Die Menge der ausgeführten Waren nahm gegenüber 2024 um zwei Prozent zu. Die Importmenge stieg um 1,7 Prozent.
Mehr Exporte nach Europa
Die EU-Länder sind mit einem Anteil von 59 Prozent an allen Ausfuhren das bedeutendste Zielgebiet der rheinland-pfälzischen Exporte. Der Warenwert stieg hier um vier Prozent im Vergleich zum Vorjahr, die Ausfuhren in die Euroländer erhöhten sich um 3,7 Prozent. Besonders deutliche Zunahmen verzeichneten die Ausfuhrwerte in die Niederlande sowie nach Österreich (plus 9,7 bzw. 10,2 Prozent).
In die Länder außerhalb der Eurozone wurden 4,9 Prozent mehr exportiert. Das größte Plus erzielten dabei die Ausfuhren nach Schweden (plus 10,9 Prozent). In die Länder des übrigen Europas wurden 4,7 Prozent mehr Waren exportiert. Dies ist vor allem auf den Anstieg in das Vereinigte Königreich zurückzuführen (plus 10,4 Prozent).
Die Exporte nach Amerika gingen um 3,2 Prozent zurück (USA: minus 6,2 Prozent). Nach Asien wurden 0,6 Prozent weniger Waren ausgeführt. Die Ausfuhren nach China nahmen um 1,7 Prozent ab.
Drei Güterabteilungen mit höheren Ausfuhren
In drei der sechs für den Export bedeutsamen Güterabteilungen stiegen die Ausfuhren. Den größten Zuwachs verbuchte die Sparte Kraftwagen und Kraftwagenteile (plus 5,7 Prozent). Der Export von Pharmazeutischen Erzeugnissen lag um 4,3 Prozent über dem Vorjahresniveau. Die Ausfuhr von Maschinen legte um 1,6 Prozent zu. Die Nachfrage nach Chemischen Erzeugnissen, der umsatzstärksten Güterabteilung, nahm hingegen um 1,9 Prozent ab. Am stärksten verringerten sich die Exporte von Gummi- und Kunststoffwaren (minus 6,6 Prozent).

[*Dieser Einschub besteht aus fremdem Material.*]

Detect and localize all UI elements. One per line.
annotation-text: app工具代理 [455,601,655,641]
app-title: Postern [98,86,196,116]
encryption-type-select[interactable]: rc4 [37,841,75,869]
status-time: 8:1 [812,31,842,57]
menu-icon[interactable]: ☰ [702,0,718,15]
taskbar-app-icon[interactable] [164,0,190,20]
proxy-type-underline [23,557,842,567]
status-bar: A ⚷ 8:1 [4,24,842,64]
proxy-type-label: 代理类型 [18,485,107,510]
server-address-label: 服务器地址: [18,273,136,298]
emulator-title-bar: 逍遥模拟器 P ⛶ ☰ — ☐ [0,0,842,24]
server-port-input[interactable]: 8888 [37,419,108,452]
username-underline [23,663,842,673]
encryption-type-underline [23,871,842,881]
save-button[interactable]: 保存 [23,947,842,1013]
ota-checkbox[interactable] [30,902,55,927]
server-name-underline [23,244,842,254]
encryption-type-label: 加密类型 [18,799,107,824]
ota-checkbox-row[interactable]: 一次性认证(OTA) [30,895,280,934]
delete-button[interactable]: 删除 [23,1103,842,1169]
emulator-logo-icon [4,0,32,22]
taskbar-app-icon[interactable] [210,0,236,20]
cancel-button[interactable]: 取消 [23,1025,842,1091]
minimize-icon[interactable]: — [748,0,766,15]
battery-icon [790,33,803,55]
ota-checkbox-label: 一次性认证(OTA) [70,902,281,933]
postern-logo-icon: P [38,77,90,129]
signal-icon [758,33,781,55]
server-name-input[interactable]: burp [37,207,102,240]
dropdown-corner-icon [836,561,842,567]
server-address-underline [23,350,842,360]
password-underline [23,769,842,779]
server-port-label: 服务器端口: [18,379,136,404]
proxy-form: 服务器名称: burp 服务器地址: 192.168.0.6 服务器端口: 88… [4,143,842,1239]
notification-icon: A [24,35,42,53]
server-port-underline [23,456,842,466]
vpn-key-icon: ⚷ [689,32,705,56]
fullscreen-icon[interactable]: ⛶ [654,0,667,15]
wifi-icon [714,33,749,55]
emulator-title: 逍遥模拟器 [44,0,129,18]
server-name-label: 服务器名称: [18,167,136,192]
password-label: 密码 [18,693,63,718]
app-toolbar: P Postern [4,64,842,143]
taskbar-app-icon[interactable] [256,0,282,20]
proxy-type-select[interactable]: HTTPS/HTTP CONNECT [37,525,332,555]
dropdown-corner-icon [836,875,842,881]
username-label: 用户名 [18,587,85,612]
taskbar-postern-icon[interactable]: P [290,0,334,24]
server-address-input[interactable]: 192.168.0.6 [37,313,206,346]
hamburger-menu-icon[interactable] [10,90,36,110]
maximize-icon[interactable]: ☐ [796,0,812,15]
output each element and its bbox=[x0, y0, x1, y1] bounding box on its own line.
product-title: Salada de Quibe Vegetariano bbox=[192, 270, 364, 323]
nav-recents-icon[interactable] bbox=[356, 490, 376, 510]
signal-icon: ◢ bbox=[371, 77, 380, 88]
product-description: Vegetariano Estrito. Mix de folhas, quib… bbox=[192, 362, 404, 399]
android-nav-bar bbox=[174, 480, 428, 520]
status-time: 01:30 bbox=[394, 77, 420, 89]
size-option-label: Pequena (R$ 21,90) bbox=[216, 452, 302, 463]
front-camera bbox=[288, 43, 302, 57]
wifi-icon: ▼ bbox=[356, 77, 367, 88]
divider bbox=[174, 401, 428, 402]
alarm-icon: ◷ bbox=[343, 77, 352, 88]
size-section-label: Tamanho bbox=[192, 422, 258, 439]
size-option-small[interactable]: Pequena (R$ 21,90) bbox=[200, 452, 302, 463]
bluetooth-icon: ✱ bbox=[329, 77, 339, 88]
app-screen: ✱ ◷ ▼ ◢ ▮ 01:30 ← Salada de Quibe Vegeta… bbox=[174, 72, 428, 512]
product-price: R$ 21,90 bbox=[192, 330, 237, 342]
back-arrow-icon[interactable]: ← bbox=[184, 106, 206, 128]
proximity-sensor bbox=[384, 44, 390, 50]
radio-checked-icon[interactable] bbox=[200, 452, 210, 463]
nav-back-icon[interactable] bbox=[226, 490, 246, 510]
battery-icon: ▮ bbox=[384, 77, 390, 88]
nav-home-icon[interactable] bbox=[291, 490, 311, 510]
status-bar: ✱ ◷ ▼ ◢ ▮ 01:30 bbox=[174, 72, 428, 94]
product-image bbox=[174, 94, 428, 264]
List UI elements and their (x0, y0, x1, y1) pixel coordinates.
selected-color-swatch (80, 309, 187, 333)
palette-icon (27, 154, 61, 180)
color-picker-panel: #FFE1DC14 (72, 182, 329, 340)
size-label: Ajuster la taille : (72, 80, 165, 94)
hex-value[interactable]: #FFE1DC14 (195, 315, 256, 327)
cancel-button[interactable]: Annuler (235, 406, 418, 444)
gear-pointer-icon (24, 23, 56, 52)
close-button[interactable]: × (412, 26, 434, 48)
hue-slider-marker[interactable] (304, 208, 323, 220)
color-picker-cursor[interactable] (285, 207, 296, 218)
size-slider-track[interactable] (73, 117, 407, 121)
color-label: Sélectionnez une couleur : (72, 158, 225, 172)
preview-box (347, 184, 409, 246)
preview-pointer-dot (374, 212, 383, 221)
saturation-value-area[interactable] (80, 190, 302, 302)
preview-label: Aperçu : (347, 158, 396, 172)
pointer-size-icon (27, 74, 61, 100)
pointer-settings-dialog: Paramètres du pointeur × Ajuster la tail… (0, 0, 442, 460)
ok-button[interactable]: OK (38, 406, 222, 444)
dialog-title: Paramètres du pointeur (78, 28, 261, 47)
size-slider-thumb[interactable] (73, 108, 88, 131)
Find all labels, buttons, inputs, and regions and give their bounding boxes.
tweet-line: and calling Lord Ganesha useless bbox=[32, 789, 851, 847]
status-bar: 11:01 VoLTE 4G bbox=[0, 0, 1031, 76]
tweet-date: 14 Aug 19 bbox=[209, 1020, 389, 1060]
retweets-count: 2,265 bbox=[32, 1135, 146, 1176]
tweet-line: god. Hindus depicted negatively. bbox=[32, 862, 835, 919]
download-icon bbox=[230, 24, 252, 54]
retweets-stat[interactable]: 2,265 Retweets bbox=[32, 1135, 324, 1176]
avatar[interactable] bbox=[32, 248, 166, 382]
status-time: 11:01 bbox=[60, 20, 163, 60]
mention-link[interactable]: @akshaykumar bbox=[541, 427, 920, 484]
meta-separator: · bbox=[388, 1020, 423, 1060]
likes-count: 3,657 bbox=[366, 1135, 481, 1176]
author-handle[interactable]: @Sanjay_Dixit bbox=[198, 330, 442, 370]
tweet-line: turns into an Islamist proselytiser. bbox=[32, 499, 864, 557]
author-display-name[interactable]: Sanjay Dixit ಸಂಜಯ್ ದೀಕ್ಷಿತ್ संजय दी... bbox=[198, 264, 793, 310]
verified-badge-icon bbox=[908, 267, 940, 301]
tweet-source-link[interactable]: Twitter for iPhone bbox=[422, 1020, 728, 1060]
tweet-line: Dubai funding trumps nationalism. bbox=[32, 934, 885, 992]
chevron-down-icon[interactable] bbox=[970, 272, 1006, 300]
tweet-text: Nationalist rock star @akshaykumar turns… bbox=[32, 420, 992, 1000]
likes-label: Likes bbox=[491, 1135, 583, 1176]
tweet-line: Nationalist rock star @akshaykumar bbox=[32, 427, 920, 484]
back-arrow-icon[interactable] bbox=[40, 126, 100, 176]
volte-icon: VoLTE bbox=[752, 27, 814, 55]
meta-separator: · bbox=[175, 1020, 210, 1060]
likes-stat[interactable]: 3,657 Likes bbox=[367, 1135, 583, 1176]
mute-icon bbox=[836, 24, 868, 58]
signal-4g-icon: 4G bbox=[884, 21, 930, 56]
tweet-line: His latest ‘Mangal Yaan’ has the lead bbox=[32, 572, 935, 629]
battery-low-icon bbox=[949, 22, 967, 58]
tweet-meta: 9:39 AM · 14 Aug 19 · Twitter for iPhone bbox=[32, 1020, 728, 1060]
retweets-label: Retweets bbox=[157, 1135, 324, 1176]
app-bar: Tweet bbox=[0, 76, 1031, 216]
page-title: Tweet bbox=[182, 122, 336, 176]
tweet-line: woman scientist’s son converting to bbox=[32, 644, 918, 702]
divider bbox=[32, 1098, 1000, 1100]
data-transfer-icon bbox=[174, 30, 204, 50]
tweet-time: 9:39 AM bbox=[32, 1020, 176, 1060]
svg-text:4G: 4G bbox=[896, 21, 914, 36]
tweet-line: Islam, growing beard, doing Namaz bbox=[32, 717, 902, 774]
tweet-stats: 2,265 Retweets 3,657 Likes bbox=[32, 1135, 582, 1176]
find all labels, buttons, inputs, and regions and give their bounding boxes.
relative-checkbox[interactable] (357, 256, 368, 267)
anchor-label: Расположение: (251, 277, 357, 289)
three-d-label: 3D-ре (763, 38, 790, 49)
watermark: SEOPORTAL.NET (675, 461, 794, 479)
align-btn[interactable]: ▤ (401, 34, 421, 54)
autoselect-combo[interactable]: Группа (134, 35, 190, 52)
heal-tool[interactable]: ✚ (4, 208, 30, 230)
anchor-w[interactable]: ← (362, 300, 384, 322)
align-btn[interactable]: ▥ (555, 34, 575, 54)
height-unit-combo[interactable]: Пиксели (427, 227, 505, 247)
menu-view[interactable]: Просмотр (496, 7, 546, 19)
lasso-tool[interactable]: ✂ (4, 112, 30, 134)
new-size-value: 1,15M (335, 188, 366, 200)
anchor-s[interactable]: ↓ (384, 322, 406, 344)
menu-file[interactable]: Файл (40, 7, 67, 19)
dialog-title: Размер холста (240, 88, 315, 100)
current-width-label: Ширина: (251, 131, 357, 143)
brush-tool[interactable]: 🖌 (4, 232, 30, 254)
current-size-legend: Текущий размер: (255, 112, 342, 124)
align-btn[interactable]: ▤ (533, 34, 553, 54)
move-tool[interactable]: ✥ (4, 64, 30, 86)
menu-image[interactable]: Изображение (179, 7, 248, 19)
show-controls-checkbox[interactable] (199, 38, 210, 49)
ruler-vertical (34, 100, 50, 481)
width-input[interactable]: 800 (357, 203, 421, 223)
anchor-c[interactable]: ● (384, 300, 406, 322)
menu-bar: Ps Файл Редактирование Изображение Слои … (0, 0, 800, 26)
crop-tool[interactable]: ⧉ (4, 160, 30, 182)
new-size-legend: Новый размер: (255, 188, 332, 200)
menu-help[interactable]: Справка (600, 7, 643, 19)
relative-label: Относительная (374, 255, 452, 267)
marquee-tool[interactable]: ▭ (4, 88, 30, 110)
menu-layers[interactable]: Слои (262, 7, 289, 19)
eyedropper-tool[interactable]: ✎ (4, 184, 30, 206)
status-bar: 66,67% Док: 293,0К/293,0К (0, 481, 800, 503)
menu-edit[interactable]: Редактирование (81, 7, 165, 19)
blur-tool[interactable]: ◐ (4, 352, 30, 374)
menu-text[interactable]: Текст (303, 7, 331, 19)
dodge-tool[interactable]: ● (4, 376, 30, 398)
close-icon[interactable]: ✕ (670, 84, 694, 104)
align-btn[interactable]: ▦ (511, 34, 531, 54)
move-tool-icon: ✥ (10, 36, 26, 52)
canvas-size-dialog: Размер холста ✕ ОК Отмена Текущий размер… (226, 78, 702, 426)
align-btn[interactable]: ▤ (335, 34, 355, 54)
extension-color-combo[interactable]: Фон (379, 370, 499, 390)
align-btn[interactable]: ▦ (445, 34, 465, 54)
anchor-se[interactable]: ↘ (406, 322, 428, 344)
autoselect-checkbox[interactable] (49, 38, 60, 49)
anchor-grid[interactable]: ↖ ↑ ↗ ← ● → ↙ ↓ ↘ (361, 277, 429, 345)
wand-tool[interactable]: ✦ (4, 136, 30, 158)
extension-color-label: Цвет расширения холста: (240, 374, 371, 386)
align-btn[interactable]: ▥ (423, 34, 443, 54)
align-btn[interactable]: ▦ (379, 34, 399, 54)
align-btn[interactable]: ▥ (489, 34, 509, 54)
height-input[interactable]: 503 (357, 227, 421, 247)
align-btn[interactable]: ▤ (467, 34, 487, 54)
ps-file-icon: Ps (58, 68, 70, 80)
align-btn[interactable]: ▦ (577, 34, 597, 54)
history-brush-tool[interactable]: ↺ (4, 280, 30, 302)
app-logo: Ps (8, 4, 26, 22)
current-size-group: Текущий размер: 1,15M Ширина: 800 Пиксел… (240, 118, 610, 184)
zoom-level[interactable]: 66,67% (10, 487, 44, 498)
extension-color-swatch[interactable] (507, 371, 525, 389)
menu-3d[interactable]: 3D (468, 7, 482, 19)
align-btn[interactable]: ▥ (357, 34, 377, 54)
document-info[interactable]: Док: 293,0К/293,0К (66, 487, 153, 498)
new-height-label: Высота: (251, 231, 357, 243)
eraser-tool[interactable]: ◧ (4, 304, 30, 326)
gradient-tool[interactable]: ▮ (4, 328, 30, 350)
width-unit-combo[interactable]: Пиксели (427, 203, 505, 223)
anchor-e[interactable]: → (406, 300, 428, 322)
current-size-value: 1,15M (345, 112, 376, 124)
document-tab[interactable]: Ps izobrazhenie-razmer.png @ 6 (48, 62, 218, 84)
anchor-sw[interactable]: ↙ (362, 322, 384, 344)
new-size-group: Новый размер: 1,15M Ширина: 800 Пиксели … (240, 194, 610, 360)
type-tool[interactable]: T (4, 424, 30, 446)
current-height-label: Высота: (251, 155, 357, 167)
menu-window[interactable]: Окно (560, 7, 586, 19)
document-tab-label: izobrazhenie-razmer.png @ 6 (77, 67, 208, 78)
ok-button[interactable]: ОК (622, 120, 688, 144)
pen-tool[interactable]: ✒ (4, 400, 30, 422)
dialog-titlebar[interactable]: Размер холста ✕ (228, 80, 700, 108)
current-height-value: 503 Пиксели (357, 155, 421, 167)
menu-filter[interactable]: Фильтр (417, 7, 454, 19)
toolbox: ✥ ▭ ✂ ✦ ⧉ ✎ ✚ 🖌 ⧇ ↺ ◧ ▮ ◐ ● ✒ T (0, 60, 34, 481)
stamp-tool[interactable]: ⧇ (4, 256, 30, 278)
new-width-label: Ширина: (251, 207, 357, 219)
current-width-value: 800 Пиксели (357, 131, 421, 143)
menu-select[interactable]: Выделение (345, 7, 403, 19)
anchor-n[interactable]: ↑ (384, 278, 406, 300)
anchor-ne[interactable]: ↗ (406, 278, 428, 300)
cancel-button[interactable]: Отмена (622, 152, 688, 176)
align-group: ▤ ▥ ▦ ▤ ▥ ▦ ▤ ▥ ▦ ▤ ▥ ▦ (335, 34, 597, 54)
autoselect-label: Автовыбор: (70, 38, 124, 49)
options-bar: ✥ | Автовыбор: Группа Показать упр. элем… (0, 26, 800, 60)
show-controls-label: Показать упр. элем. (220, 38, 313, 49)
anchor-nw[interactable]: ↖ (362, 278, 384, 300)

Importe aus dem Übrigen Europa deutlich im Plus
Im Jahr 2025 lag der Warenwert der Importe bei 44,5 Milliarden Euro. Im Vergleich zum Vorjahr entsprach das einer Zunahme von 2,3 Prozent. Die Importe aus den EU-Staaten stiegen um 0,4 Prozent. Aus der Eurozone kamen 0,3 Prozent weniger Waren. Die Importe aus Frankreich, als wichtigstem Handelspartner aus der EU, nahmen um 3,6 Prozent zu.
Die Importe aus den Ländern außerhalb der Eurozone erhöhten sich um 2,5 Prozent. Die größten Zuwächse gab es bei den Einfuhren aus dem übrigen Europa (plus 12,6). Hier erhöhten sich die Importe aus dem Vereinigten Königreich sowie aus der Türkei (plus 16,6 bzw. 8,7 Prozent).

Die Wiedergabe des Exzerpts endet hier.